As far as visual function is concerned, one finding which leads to a more negative prognosis is the presence of a subfoveal nodule.1 Unfortunately, this patient has one of these nodules (see Figure 1). The nodules seen in some presentations of Coats’ disease contain fibrotic tissue and unfortunately have a predilection for the macula.5 These subfoveal nodules can be associated with retinal–retinal anastomosis as evidenced by fluorescein angiography;1 telangiectasias and associated areas of nonperfusion can also be evidenced in this way.1
Treatment of Coats’ disease is difficult and centers mainly around an attempt to lessen the retina’s demand for vascular growth. As such, laser photocoagulation and anti-vascular endotheliam growth factor (VEGF) therapy have shown efficacy in the earlier disease process, and anti-VEGF therapy with vitrectomy have shown efficacy in advanced disease.6
As with any ocular disease, early and correct diagnosis coupled with timely treatment is key in the hopes of achieving a more favorable ocular and visual outcome. Therefore, Coats’ disease is one of the reasons ODs advocate for comprehensive eye examinations with pupil dilation early in life, regardless of the presence or absence of signs and/or symptoms of pathology.

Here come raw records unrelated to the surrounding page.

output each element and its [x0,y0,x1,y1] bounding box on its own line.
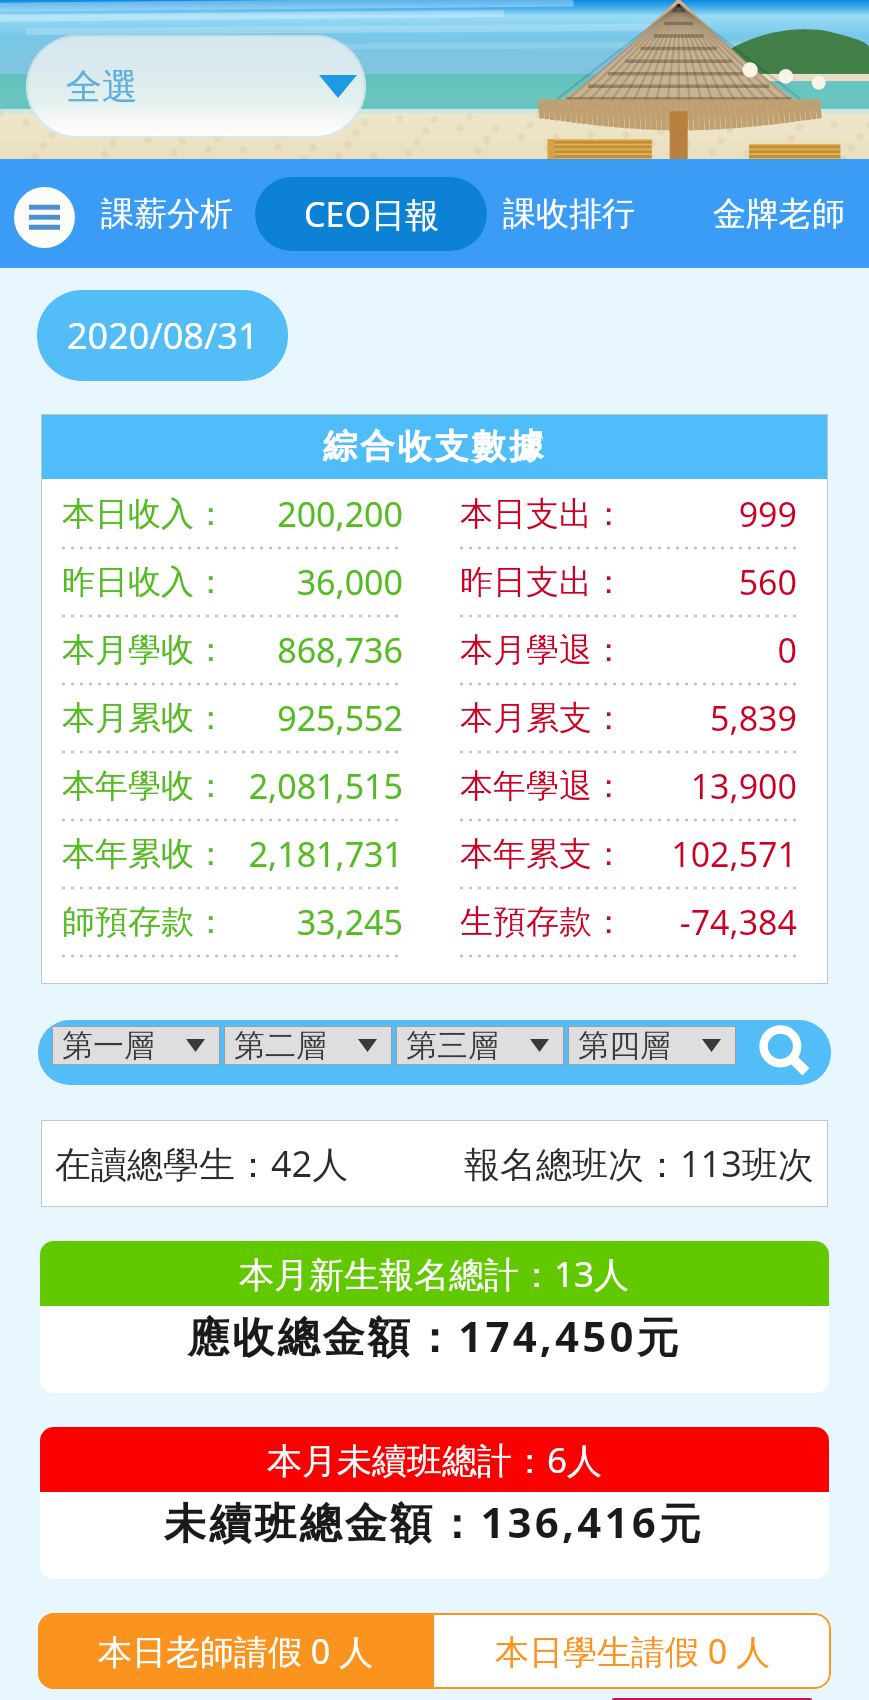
staticText: 本年學收： [62,765,227,807]
staticText: 本年學退： [460,765,625,807]
staticText: 本月累支： [460,697,625,739]
staticText: 200,200 [227,491,403,537]
button[interactable]: 第三層 [396,1026,564,1065]
button[interactable]: CEO日報 [255,177,487,251]
staticText: 本月學收： [62,629,227,671]
staticText: 本日學生請假 0 人 [495,1628,771,1674]
staticText: 本日支出： [460,493,625,535]
button[interactable]: 第四層 [568,1026,736,1065]
staticText: 102,571 [625,831,797,877]
staticText: 560 [625,559,797,605]
staticText: 應收總金額：174,450元 [187,1307,682,1364]
button[interactable]: 第二層 [224,1026,392,1065]
staticText: 未續班總金額：136,416元 [164,1493,705,1550]
staticText: 全選 [66,64,138,109]
staticText: 868,736 [227,627,403,673]
staticText: 昨日支出： [460,561,625,603]
button[interactable]: Menu [14,187,75,248]
staticText: 在讀總學生：42人 [55,1139,349,1188]
staticText: 36,000 [227,559,403,605]
staticText: 課薪分析 [101,193,233,235]
staticText: 課收排行 [503,193,635,235]
staticText: 第二層 [234,1026,327,1065]
staticText: 生預存款： [460,901,625,943]
button[interactable]: 課收排行 [489,177,649,251]
button[interactable]: 本日學生請假 0 人 [434,1613,831,1689]
button[interactable]: 本月未續班總計：6人 [40,1427,829,1579]
staticText: 本日收入： [62,493,227,535]
staticText: 925,552 [227,695,403,741]
staticText: 綜合收支數據 [323,425,547,468]
staticText: 報名總班次：113班次 [464,1139,814,1188]
staticText: 5,839 [625,695,797,741]
button[interactable]: 課薪分析 [87,177,247,251]
staticText: 第一層 [62,1026,155,1065]
button[interactable]: 本日老師請假 0 人 [38,1613,434,1689]
staticText: 0 [625,627,797,673]
staticText: 昨日收入： [62,561,227,603]
staticText: 本月新生報名總計：13人 [239,1250,630,1298]
staticText: -74,384 [625,899,797,945]
staticText: 本年累支： [460,833,625,875]
staticText: 本年累收： [62,833,227,875]
button[interactable]: 2020/08/31 [37,290,288,381]
staticText: 第三層 [406,1026,499,1065]
staticText: 本日老師請假 0 人 [98,1628,374,1674]
button[interactable]: 本月新生報名總計：13人 [40,1241,829,1393]
staticText: 本月累收： [62,697,227,739]
staticText: 金牌老師 [713,193,845,235]
staticText: 2,081,515 [227,763,403,809]
button[interactable]: 金牌老師 [699,177,859,251]
staticText: 第四層 [578,1026,671,1065]
staticText: 本月未續班總計：6人 [267,1436,603,1484]
staticText: 999 [625,491,797,537]
button[interactable] [612,1698,812,1700]
button[interactable]: Search [756,1022,814,1080]
staticText: 本月學退： [460,629,625,671]
staticText: 師預存款： [62,901,227,943]
button[interactable]: 全選 [26,35,366,138]
button[interactable]: 第一層 [52,1026,220,1065]
staticText: CEO日報 [304,191,439,237]
staticText: 33,245 [227,899,403,945]
staticText: 2,181,731 [227,831,403,877]
staticText: 13,900 [625,763,797,809]
staticText: 2020/08/31 [67,311,259,360]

1. Daruich AL, Moulin AP, Tran HV, Matet A, Munier FL. SUBFOVEAL NODULE IN COATS' DISEASE: Toward an Updated Classification Predicting Visual Prognosis. Retina. 2017 Aug;37(8):1591-1598.
2. Zhao Q, Peng XY, Yang WL, Li DJ, You QS, Jonas JB. Coats' disease and retrobulbar haemodynamics. Acta Ophthalmol. 2016 Jun;94(4):397-400.
3. Shields JA, Shields CL, Honavar SG, Demirci H, Cater J. Classification and management of Coats disease: the 2000 Proctor Lecture. Am J Ophthalmol. 2001 May;131(5):572-83.
4. Balmer A, Munier F. Differential diagnosis of leukocoria and strabismus, first presenting signs of retinoblastoma. Clin Ophthalmol. 2007 Dec;1(4):431-9.
5. Chang MM, McLean IW, Merritt JC. Coats' disease: a study of 62 histologically confirmed cases. J Pediatr Ophthalmol Strabismus. 1984 Sep-Oct;21(5):163-168.
6. Yang X, Wang C, Su G. Recent advances in the diagnosis and treatment of Coats’ disease. Int Ophthalmol. 2019 Apr;39(4):957-970.